How to do a partial expand in Snakemake?

2019-02-19 02:47发布

问题:

I'm trying to first generate 4 files, for the LETTERS x NUMS combinations, then summarize over the NUMS to obtain one file per element in LETTERS:

LETTERS = ["A", "B"]
NUMS = ["1", "2"]


rule all:
    input:
        expand("combined_{letter}.txt", letter=LETTERS)

rule generate_text:
    output:
        "text_{letter}_{num}.txt"
    shell:
        """
        echo "test" > {output}
        """

rule combine text:
    input:
        expand("text_{letter}_{num}.txt", num=NUMS)
    output:
        "combined_{letter}.txt"
    shell:
        """
        cat {input} > {output}
        """

Executing this snakefile results in the following error:

WildcardError in line 19 of /tmp/Snakefile:
No values given for wildcard 'letter'.
  File "/tmp/Snakefile", line 19, in <module>

It seems that partial expand is not possible.

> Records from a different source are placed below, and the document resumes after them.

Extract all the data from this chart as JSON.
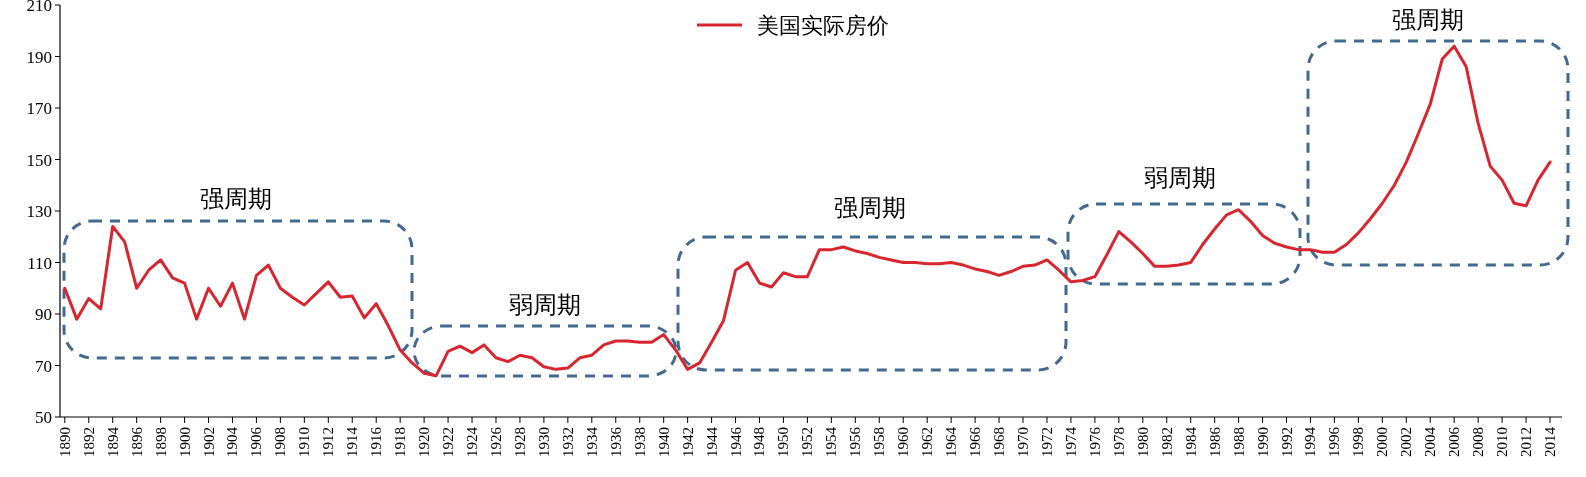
{
  "chart_data": {
    "type": "line",
    "x": [
      1890,
      1891,
      1892,
      1893,
      1894,
      1895,
      1896,
      1897,
      1898,
      1899,
      1900,
      1901,
      1902,
      1903,
      1904,
      1905,
      1906,
      1907,
      1908,
      1909,
      1910,
      1911,
      1912,
      1913,
      1914,
      1915,
      1916,
      1917,
      1918,
      1919,
      1920,
      1921,
      1922,
      1923,
      1924,
      1925,
      1926,
      1927,
      1928,
      1929,
      1930,
      1931,
      1932,
      1933,
      1934,
      1935,
      1936,
      1937,
      1938,
      1939,
      1940,
      1941,
      1942,
      1943,
      1944,
      1945,
      1946,
      1947,
      1948,
      1949,
      1950,
      1951,
      1952,
      1953,
      1954,
      1955,
      1956,
      1957,
      1958,
      1959,
      1960,
      1961,
      1962,
      1963,
      1964,
      1965,
      1966,
      1967,
      1968,
      1969,
      1970,
      1971,
      1972,
      1973,
      1974,
      1975,
      1976,
      1977,
      1978,
      1979,
      1980,
      1981,
      1982,
      1983,
      1984,
      1985,
      1986,
      1987,
      1988,
      1989,
      1990,
      1991,
      1992,
      1993,
      1994,
      1995,
      1996,
      1997,
      1998,
      1999,
      2000,
      2001,
      2002,
      2003,
      2004,
      2005,
      2006,
      2007,
      2008,
      2009,
      2010,
      2011,
      2012,
      2013,
      2014
    ],
    "series": [
      {
        "name": "美国实际房价",
        "color": "#d7262f",
        "values": [
          100,
          88,
          96,
          92,
          124,
          118,
          100,
          107,
          111,
          104,
          102,
          88,
          100,
          93,
          102,
          88,
          105,
          109,
          100,
          96.5,
          93.5,
          98,
          102.5,
          96.5,
          97,
          88.5,
          94,
          85.5,
          76,
          71,
          67,
          66,
          75.5,
          77.5,
          75,
          78,
          73,
          71.5,
          74,
          73,
          69.5,
          68.5,
          69,
          73,
          74,
          78,
          79.5,
          79.5,
          79,
          79,
          82,
          76,
          68.5,
          71,
          79,
          87.5,
          107,
          110,
          102,
          100.5,
          106,
          104.5,
          104.5,
          115,
          115,
          116,
          114.5,
          113.5,
          112,
          111,
          110,
          110,
          109.5,
          109.5,
          110,
          109,
          107.5,
          106.5,
          105,
          106.5,
          108.5,
          109,
          111,
          107,
          102.5,
          103,
          104.5,
          113,
          122,
          118,
          113.5,
          108.5,
          108.5,
          109,
          110,
          117,
          123,
          128.5,
          130.5,
          126,
          120.5,
          117.5,
          116,
          115,
          115,
          114,
          114,
          117,
          121.5,
          127,
          133,
          140,
          149,
          160,
          171.5,
          189,
          194,
          186,
          164,
          147.5,
          142,
          133,
          132,
          142,
          149
        ]
      }
    ],
    "xlim": [
      1889.6,
      2015
    ],
    "xticks": [
      1890,
      1892,
      1894,
      1896,
      1898,
      1900,
      1902,
      1904,
      1906,
      1908,
      1910,
      1912,
      1914,
      1916,
      1918,
      1920,
      1922,
      1924,
      1926,
      1928,
      1930,
      1932,
      1934,
      1936,
      1938,
      1940,
      1942,
      1944,
      1946,
      1948,
      1950,
      1952,
      1954,
      1956,
      1958,
      1960,
      1962,
      1964,
      1966,
      1968,
      1970,
      1972,
      1974,
      1976,
      1978,
      1980,
      1982,
      1984,
      1986,
      1988,
      1990,
      1992,
      1994,
      1996,
      1998,
      2000,
      2002,
      2004,
      2006,
      2008,
      2010,
      2012,
      2014
    ],
    "ylim": [
      50,
      210
    ],
    "yticks": [
      50,
      70,
      90,
      110,
      130,
      150,
      170,
      190,
      210
    ],
    "grid": false,
    "legend": "top",
    "annotations": [
      "强周期",
      "弱周期",
      "强周期",
      "弱周期",
      "强周期"
    ]
  }
}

Is it a limitation of expand ? If so, how should I circumvent it ?

回答1:

It seems that this is not a limitation of expand, but a limitation of my familiarity with the way string-formatting works in python. I need to use double brackets for the non-expanded wildcard:

LETTERS = ["A", "B"]
NUMS = ["1", "2"]


rule all:
    input:
        expand("combined_{letter}.txt", letter=LETTERS)

rule generate_text:
    output:
        "text_{letter}_{num}.txt"
    shell:
        """
        echo "test" > {output}
        """

rule combine text:
    input:
        expand("text_{{letter}}_{num}.txt", num=NUMS)
    output:
        "combined_{letter}.txt"
    shell:
        """
        cat {input} > {output}
        """

Executing this snakefile now generates the expected following files:

text_A_2.txt
text_A_1.txt
text_B_2.txt
text_B_1.txt
combined_A.txt
combined_B.txt


回答2:

Indeed, braces need to be escaped when you want to ignore them in expand. It relies on str.format, and hence any rules from format apply to expand as well.